At Teen Vogue, Fortesa Latifi talks about the difficulties of now-grown children of influencer parents who had their young lives uploaded as content:
“It’s easier to tell you what my mom didn’t post,” Cam said. It got to the point where Cam didn’t want to tell their mom anything about their life because they knew it would be turned into content. When they met new people, they wondered if they had looked online at their entire life history. In high school, kids would text them “embarrassing photos” from their mom’s Facebook page. They no longer go by their legal name because they didn’t want people to be able to track their digital footprint. They recently testified in favor of Washington state’s HB 1627 which would aim to protect children of influencers, including granting them the right to, as NBC News reports, “request permanent deletion of their likenesses, names, or photos.” In their video testimony, Cam’s voice cracked with emotion as they implored the House members to pass the bill. “I plead [with] you to be the voice of this generation of children because I know firsthand what it’s like to not have a choice in which a digital footprint you didn’t create follows you around for the rest of your life.”
At Dazed, James Greig warns against pervasive self-infantilisation in culture:
Although it’s mostly just annoying, self-infantilisation’s pervasive existence in the culture could also be the harbinger of something more sinister. Last year, the comic book author Alan Moore suggested that the popularity of superhero films represents an “infantilisation that can very often be a precursor to fascism”. This might sound hyperbolic, but it’s true that a certain kind of kitsch infantilism was always a feature of Nazi art, which was hostile to moral ambiguity and formal complexity. Hitler himself was a Disney adult.

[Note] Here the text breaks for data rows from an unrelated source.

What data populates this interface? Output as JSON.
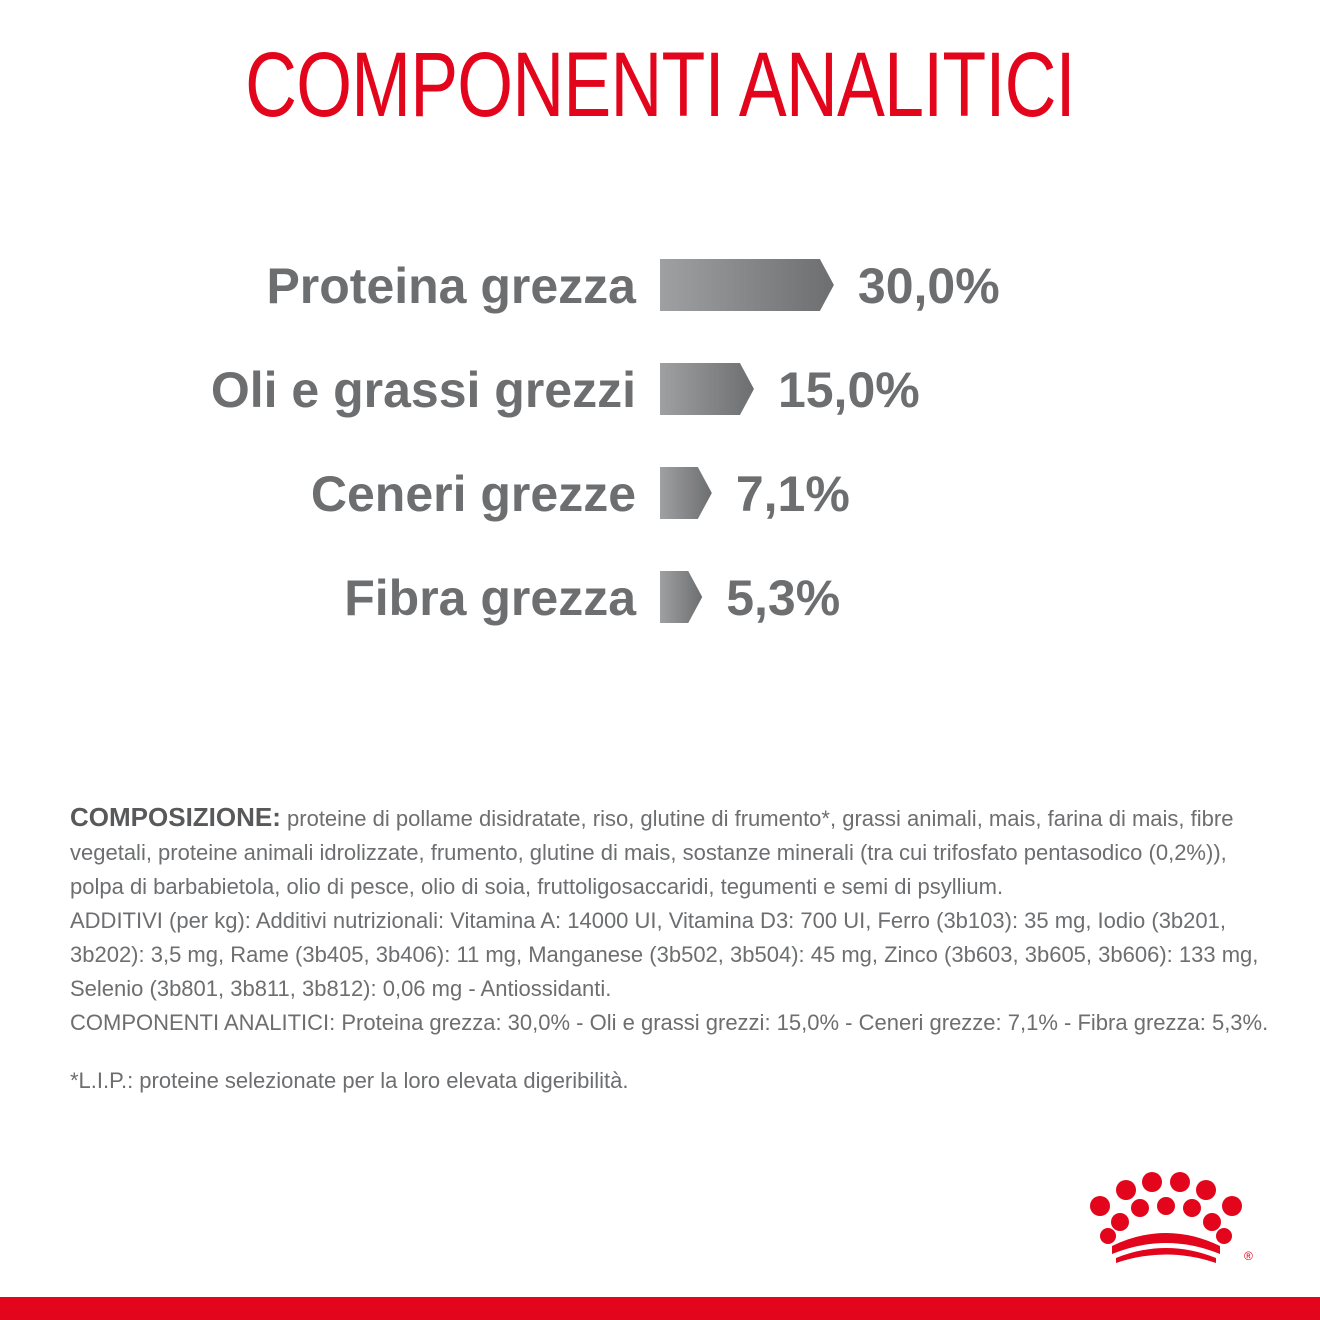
{
  "title": "COMPONENTI ANALITICI",
  "chart_data": {
    "type": "bar",
    "title": "COMPONENTI ANALITICI",
    "categories": [
      "Proteina grezza",
      "Oli e grassi grezzi",
      "Ceneri grezze",
      "Fibra grezza"
    ],
    "values": [
      30.0,
      15.0,
      7.1,
      5.3
    ],
    "value_labels": [
      "30,0%",
      "15,0%",
      "7,1%",
      "5,3%"
    ],
    "orientation": "horizontal",
    "bar_shape": "arrow",
    "bar_gradient": [
      "#9fa0a2",
      "#6d6e70"
    ],
    "label_color": "#6d6e70"
  },
  "composition": {
    "lead": "COMPOSIZIONE:",
    "ingredients": " proteine di pollame disidratate, riso, glutine di frumento*, grassi animali, mais, farina di mais, fibre vegetali, proteine animali idrolizzate, frumento, glutine di mais, sostanze minerali (tra cui trifosfato pentasodico (0,2%)), polpa di barbabietola, olio di pesce, olio di soia, fruttoligosaccaridi, tegumenti e semi di psyllium.",
    "additives": "ADDITIVI (per kg): Additivi nutrizionali: Vitamina A: 14000 UI, Vitamina D3: 700 UI, Ferro (3b103): 35 mg, Iodio (3b201, 3b202): 3,5 mg, Rame (3b405, 3b406): 11 mg, Manganese (3b502, 3b504): 45 mg, Zinco (3b603, 3b605, 3b606): 133 mg, Selenio (3b801, 3b811, 3b812): 0,06 mg - Antiossidanti.",
    "analytics": "COMPONENTI ANALITICI: Proteina grezza: 30,0% - Oli e grassi grezzi: 15,0% - Ceneri grezze: 7,1% - Fibra grezza: 5,3%."
  },
  "footnote": "*L.I.P.: proteine selezionate per la loro elevata digeribilità.",
  "colors": {
    "brand_red": "#e3051b",
    "text_gray": "#6d6e70"
  },
  "logo": {
    "icon": "crown-icon",
    "mark": "®"
  }
}
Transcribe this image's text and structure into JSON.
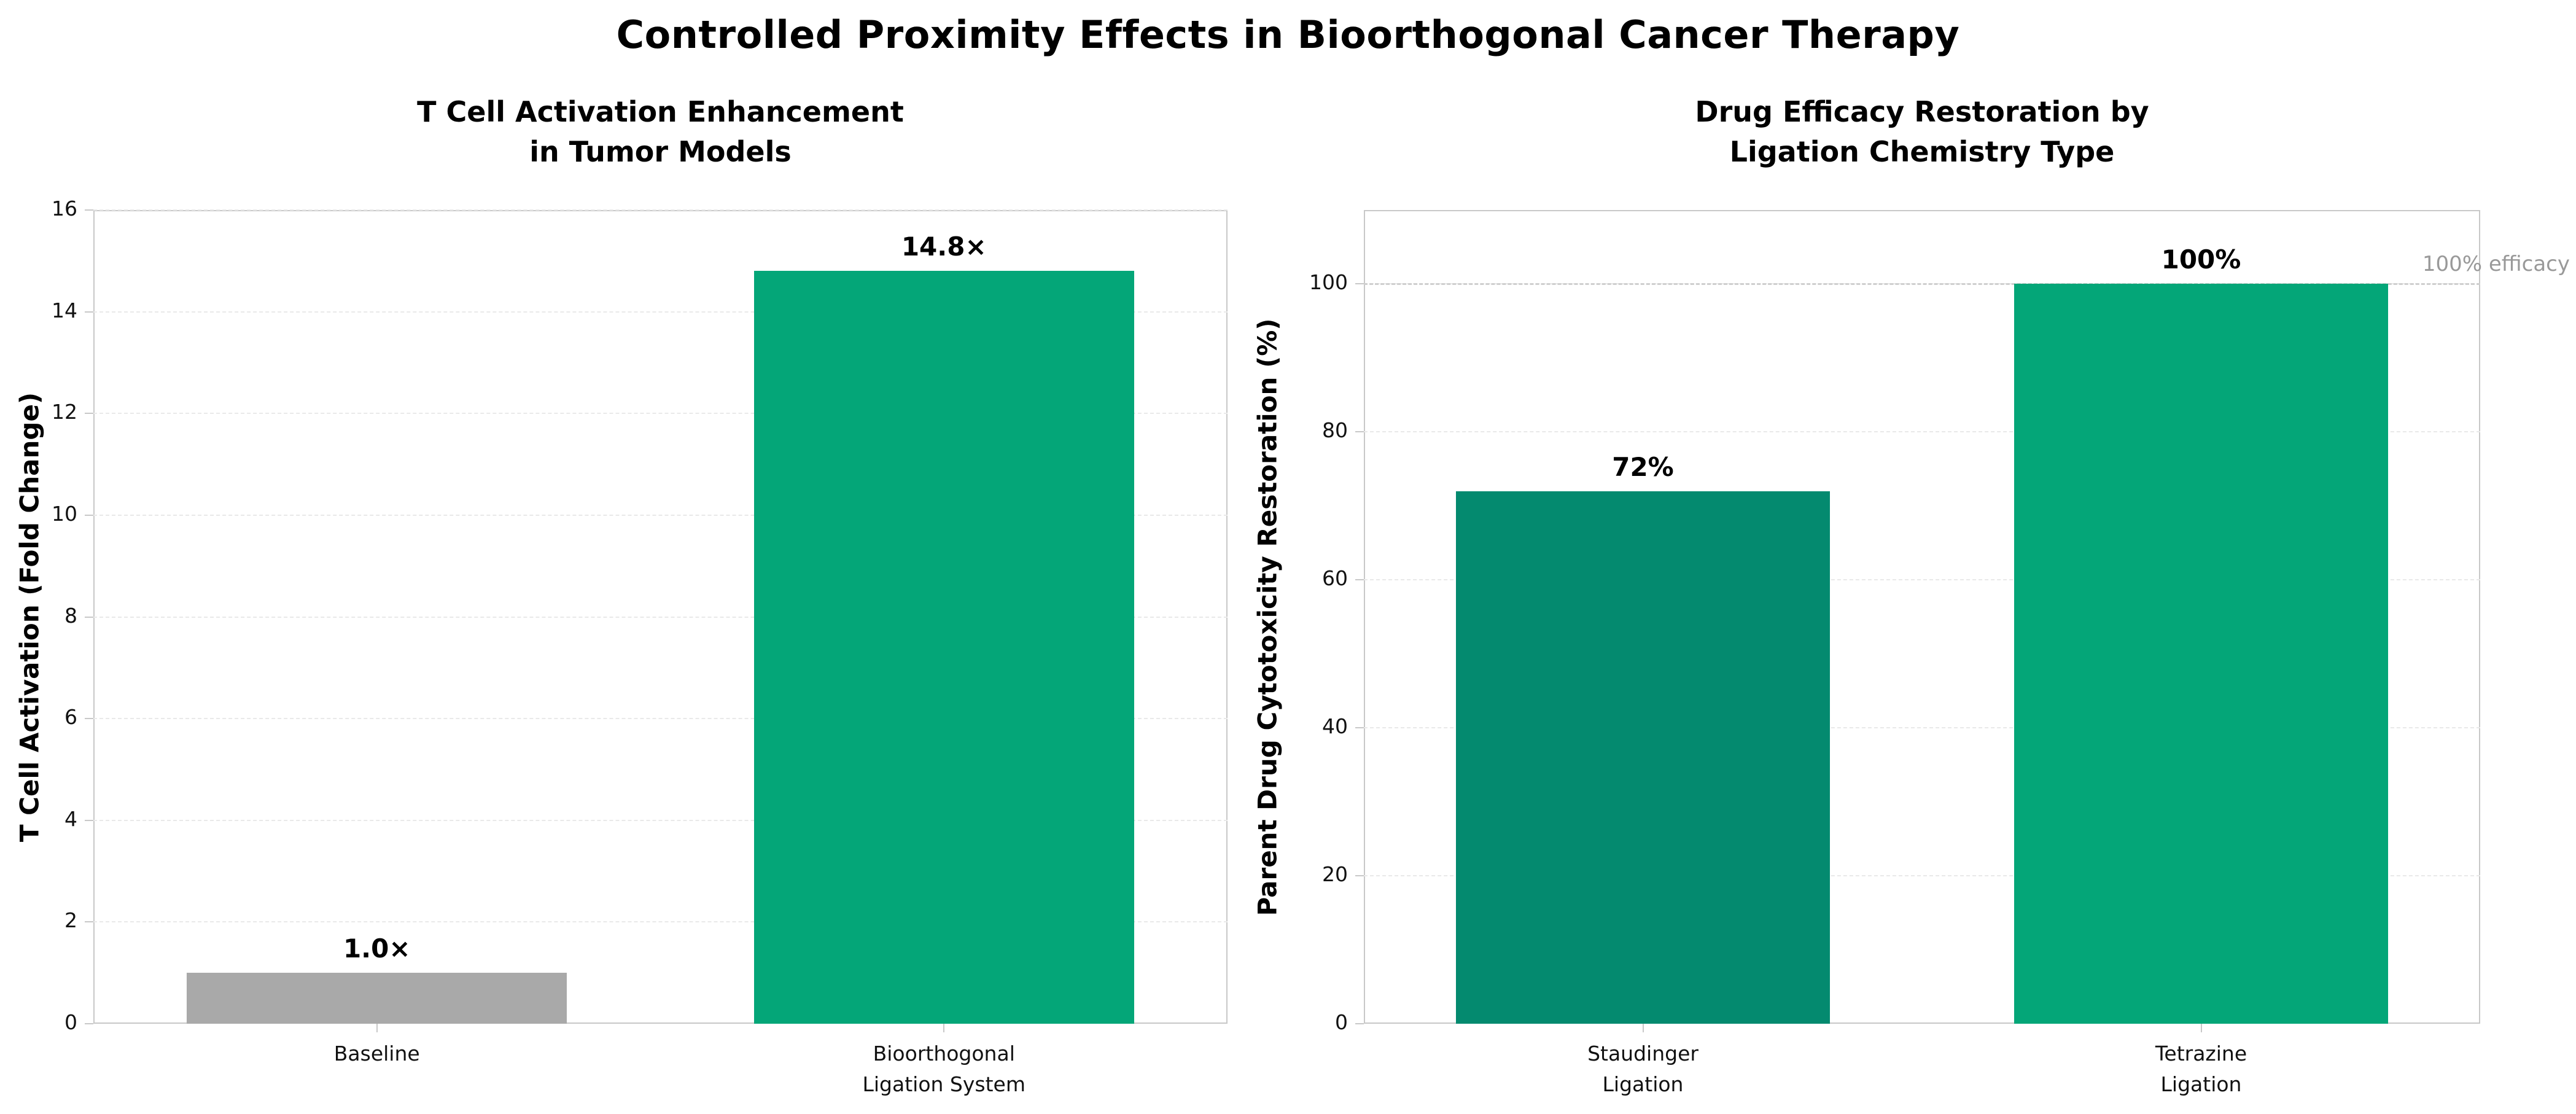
{
  "figure_title": "Controlled Proximity Effects in Bioorthogonal Cancer Therapy",
  "colors": {
    "bar_gray": "#a9a9a9",
    "bar_green": "#04a678",
    "bar_dark_green": "#048a6f",
    "spine": "#c8c8c8",
    "grid": "#e9e9e9",
    "tick": "#c8c8c8",
    "reference_line": "#cfcfcf",
    "annotation_text": "#999999",
    "text": "#000000"
  },
  "chart_data": [
    {
      "type": "bar",
      "title": "T Cell Activation Enhancement\nin Tumor Models",
      "categories": [
        "Baseline",
        "Bioorthogonal\nLigation System"
      ],
      "values": [
        1.0,
        14.8
      ],
      "bar_labels": [
        "1.0×",
        "14.8×"
      ],
      "bar_colors": [
        "#a9a9a9",
        "#04a678"
      ],
      "xlabel": "",
      "ylabel": "T Cell Activation (Fold Change)",
      "ylim": [
        0,
        16
      ],
      "yticks": [
        0,
        2,
        4,
        6,
        8,
        10,
        12,
        14,
        16
      ],
      "grid": "horizontal-dashed",
      "legend": "none"
    },
    {
      "type": "bar",
      "title": "Drug Efficacy Restoration by\nLigation Chemistry Type",
      "categories": [
        "Staudinger\nLigation",
        "Tetrazine\nLigation"
      ],
      "values": [
        72,
        100
      ],
      "bar_labels": [
        "72%",
        "100%"
      ],
      "bar_colors": [
        "#048a6f",
        "#04a678"
      ],
      "xlabel": "",
      "ylabel": "Parent Drug Cytotoxicity Restoration (%)",
      "ylim": [
        0,
        110
      ],
      "yticks": [
        0,
        20,
        40,
        60,
        80,
        100
      ],
      "grid": "horizontal-dashed",
      "legend": "none",
      "reference_line": {
        "y": 100,
        "label": "100% efficacy"
      }
    }
  ]
}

Kate Wagner takes to The Nation to discuss the ubiquity in real estate of greige (gray and beige) and neutral home staging as a symptom of viewing spaces as investments over homes:
However, if we really want to move past interior conformity, we have to think about housing and home in a radically different way. The house has a use value and an exchange value, and as long as capitalism has governed our world, the exchange value has reigned supreme, affecting everything from housing scarcity to aesthetic homogeneity in the pursuit of profit. The reality is, most of us don’t live in perfectly staged houses. We live in kinda shitty walk-up apartments stuffed to the gills with our own personalities. Those never make it on HGTV. If we as a society liberate our homes from the real estate–industrial complex, if we start viewing them not as investment assets but as canvases for creativity and self-expression—regardless of what others think about, say, lime green walls—then greige is definitely done for. When housing itself is seen as a human right, when it is freed from the tendrils of capital, then, and only then, will our walls and floors and kitchen countertops be free. And even then, you can still paint them greige if you really want to.